Bildungspolitik: Schlechtere Noten für Privatschüler?
Brandenburgs Bildungsministerium legt Vergleichszahlen vor. Aber beim Abitur haben es Schüler freier Schulen trotzdem leichter – und bestehen öfter.
Stand:
Potsdam - Mitten im Streit um die von der SPD/Linke-Koaltion geplanten Kürzung der Zuschüsse für freie Schulen im Land Brandenburg präsentiert die Regierung eine Vergleichserhebung des Bildungsministeriums zum Abschneiden von Schülern staatlicher und freier Bildungsreinrichtungen. Die Zahlen sind eine Antwort auf eine Anfrage der SPD-Regierungsfraktion. Über die Kürzungen soll Mitte Dezember der Landtag entscheiden. Nach den Zahlen haben im Land Brandenburg, bei der PISA-Bildungsstudie unter den Schlusslichtern, selbst freie Schulen ein Qualitätsproblem. Der Erhebung des Ministeriums zufolge schneiden freie Schulen in Schlüsselfächern schlechter ab als an öffentliche Schulen; besonders in Mathemetik, aber auch in Deutsch.

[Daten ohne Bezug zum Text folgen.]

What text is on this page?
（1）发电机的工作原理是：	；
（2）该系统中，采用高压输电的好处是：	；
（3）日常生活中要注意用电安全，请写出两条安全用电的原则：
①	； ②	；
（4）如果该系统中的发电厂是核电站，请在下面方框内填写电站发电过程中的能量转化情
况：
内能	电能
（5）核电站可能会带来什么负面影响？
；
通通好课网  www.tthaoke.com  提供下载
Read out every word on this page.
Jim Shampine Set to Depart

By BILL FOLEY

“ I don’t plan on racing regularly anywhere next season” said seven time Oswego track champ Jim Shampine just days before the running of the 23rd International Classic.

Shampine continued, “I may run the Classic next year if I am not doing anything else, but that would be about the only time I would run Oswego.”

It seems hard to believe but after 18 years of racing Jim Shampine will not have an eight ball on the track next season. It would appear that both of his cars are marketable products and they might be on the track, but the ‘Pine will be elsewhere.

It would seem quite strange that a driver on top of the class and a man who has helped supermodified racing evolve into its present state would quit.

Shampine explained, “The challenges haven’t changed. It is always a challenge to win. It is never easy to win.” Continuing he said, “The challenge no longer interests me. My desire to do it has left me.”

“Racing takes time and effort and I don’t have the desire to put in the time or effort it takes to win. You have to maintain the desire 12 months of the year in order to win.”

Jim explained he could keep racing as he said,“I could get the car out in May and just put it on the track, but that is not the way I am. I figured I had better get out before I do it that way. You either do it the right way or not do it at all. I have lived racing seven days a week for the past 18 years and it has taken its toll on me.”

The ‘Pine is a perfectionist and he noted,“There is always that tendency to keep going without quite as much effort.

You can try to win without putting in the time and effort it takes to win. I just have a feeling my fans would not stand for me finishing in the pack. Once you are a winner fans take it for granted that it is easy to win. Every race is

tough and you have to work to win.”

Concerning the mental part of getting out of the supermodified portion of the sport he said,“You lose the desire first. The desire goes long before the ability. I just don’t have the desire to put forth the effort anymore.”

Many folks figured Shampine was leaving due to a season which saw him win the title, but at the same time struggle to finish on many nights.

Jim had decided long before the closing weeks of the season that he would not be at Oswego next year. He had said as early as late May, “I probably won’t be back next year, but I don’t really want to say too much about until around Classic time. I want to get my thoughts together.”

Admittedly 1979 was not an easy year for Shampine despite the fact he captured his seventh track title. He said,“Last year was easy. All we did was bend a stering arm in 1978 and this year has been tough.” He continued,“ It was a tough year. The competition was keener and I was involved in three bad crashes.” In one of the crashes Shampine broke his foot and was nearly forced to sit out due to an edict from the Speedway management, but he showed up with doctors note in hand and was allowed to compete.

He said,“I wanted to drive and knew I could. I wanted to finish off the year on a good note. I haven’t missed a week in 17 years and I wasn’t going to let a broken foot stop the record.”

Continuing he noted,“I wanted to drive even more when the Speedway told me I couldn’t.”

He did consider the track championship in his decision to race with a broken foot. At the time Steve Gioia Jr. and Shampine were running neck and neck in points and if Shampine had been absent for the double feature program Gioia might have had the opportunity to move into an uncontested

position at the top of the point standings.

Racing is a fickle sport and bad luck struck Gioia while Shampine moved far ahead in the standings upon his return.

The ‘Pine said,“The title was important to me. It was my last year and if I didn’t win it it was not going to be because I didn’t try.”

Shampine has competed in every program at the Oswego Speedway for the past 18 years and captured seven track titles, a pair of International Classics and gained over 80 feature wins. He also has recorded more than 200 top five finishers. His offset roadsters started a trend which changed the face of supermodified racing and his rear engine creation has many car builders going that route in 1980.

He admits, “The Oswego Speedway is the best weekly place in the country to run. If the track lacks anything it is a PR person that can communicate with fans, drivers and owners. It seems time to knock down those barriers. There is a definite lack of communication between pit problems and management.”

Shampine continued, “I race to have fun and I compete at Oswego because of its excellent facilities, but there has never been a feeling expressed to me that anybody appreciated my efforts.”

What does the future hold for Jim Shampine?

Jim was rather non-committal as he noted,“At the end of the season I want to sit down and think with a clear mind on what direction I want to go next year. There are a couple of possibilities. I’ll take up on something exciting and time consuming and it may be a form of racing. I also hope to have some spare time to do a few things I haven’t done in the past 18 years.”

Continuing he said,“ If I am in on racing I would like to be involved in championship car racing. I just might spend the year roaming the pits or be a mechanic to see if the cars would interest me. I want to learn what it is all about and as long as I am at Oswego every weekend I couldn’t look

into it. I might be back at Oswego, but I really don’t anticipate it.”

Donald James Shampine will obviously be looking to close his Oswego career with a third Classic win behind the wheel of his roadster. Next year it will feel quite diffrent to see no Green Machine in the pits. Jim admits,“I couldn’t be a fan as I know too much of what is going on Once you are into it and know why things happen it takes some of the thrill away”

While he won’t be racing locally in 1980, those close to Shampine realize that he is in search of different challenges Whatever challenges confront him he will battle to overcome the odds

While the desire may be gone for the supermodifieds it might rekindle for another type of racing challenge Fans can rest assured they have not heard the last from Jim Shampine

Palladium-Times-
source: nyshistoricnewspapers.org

Für die Erhebung hat das Ministerium erstmals die Ergebnisse der zentralen schriftlichen Prüfungen nach der zehnten Klasse und zum Abitur verglichen. Diese müssen in den Fächern Mathe, Deutsch und Englisch auch die Schüler freier Schulen schreiben, die Aufgaben sind für alle gleich. In Mathematik schneiden „Freie“ danach schon seit 2005/2006 durchweg „signifikant“ schlechter ab als „öffentliche“ Gymnasiasten. So lag die durchschnittliche Mathe-Prüfungsnote in der Jahrgangsstufe 10 an staatlichen Gymnasien 2010/2011 schon bei – mageren – 3,5, an freien Schulen aber nur bei 3,9, also einer Vier. Beim Mathe-Abi sieht es genauso aus. Auch in Fremdsprachen und Deutsch schneiden die freien Schulen nicht besser ab, obwohl hier selbst Experten angesichts des speziellen Profils vieler Einrichtungen mit einem deutlichen Leistungsvorsprung gerechnet hatten. Stattdessen heißt es: „Wenn auch nicht in dieser Deutlichkeit, so ist auch in den Fächern Deutsch und Englisch die höhere Leistungsfähigkeit des öffentlichen Schulsystems ablesbar.“ In Deutsch erreichten im Jahr 2010/2011 „freie“ Gymnasiasten konkret im Landesschnitt bei der schriftlichen Abi-Prüfung im Grundkurs 8,59, im Leistungskurs 8,38 von 15 möglichen Punkten. Mit 8,61 und 8,53 war der Schnitt an öffentlichen Gymnasien besser. In Englisch ist das Niveau vereinzelt etwas besser, oft schlechter als an staatlichen Schulen. Unterm Strich war die Abiturdurchschnittsnote im Schuljahr 2010/2011 an öffentlichen Gymnasien mit 2,31 etwas besser als an Gymnasien in freier Trägerschaft mit 2,37.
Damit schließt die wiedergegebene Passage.